Since the plaid isn’t even, the relationship between the centre back and side seams is a contentious area: the plaid goes in one direction from left to right, so your matching options are limited.
It occurred to me later that because this fabric’s wrong side and right side look the same, I could have cut one back piece on the wrong side of the fabric and one on the right side. That way, the vertical stripe patterns would mirror each other across centre back. You could even plan for the vertical stripes on the side seams to match to the front, by cutting the front first, and using that as a guideline for each back. But it would be a lottery where the stripes at centre back hit, so it’s possible two prominent lines would end up right next to each other and that would probably annoy me more than unmatched side seams…(see this image I made where I mirrored my skirt at the centre back). It’s food for thought for next time, anyway!
One of my side seams chevrons on the vertical stripes and the other doesn’t, due to the way the backs are cut. I’m fine about it though. Like I said, I had limitations!
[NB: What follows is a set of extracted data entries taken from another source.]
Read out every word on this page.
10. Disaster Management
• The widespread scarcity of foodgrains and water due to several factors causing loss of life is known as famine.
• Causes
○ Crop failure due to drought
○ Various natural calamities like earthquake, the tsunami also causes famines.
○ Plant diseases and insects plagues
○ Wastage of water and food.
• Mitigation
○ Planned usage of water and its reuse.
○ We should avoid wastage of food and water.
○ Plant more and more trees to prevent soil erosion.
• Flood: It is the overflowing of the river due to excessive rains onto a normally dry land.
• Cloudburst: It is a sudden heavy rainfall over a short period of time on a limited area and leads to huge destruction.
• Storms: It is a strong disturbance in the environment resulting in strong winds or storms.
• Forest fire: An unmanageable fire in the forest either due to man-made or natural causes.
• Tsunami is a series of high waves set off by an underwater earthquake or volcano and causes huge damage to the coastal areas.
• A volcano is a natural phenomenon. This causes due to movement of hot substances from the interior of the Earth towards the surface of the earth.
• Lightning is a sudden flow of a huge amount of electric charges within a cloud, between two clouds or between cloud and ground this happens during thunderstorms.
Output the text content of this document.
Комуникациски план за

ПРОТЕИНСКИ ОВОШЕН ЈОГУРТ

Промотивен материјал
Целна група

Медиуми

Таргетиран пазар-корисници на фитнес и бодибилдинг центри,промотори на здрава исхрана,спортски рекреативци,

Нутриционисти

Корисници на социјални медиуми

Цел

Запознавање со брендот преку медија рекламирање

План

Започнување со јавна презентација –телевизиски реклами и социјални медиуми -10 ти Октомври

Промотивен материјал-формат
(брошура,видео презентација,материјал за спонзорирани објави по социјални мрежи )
At the centre back of the waistband, I picked one stripe (the purple one) and made them chevron together. I believe this fabric cannot chevron perfectly on the bias though, because it’s an “uneven plaid” (the plaid is not symmetrically mirrored). So while the purple stripes match, the other stripes don’t. That’s why I picked the purple to chevron, as it’s a visually dominant stripe.
For the skirt’s centre front, I chose to place it in between the orange and purple vertical lines. I just didn’t like the idea of a prominent thin stripe hitting the point of the flounce and being off by a few millimetres. And yes, that might be overthinking it (hint: that’s the theme here).
I matched the flounce to the skirt around the centre area but I actually wonder if it would be better to just do it like the waistband; embrace an intentional mismatch and cut the flounce pieces on the bias. It would probably change the way the flounce draped (it would probably stretch out at the side seams and need trimming), but I think it might be the best and easiest treatment!
I didn’t bother matching the side seams of the flounce. The flounce doesn’t match anything at centre back either.
To be honest, while planning this make, the longer I thought about plaid, the more my brain overheated! I’m sure there’s lots more to learn.
The good news is that I’m happy with my make, despite all the little things. Even better news is that I could feel my sewing brain getting bigger because I challenged myself. I think I have a way healthier approach to sewing these days. I encourage you to go easy on yourself. We never stop learning! Do you have any plaid tips or notes? I would love to hear them.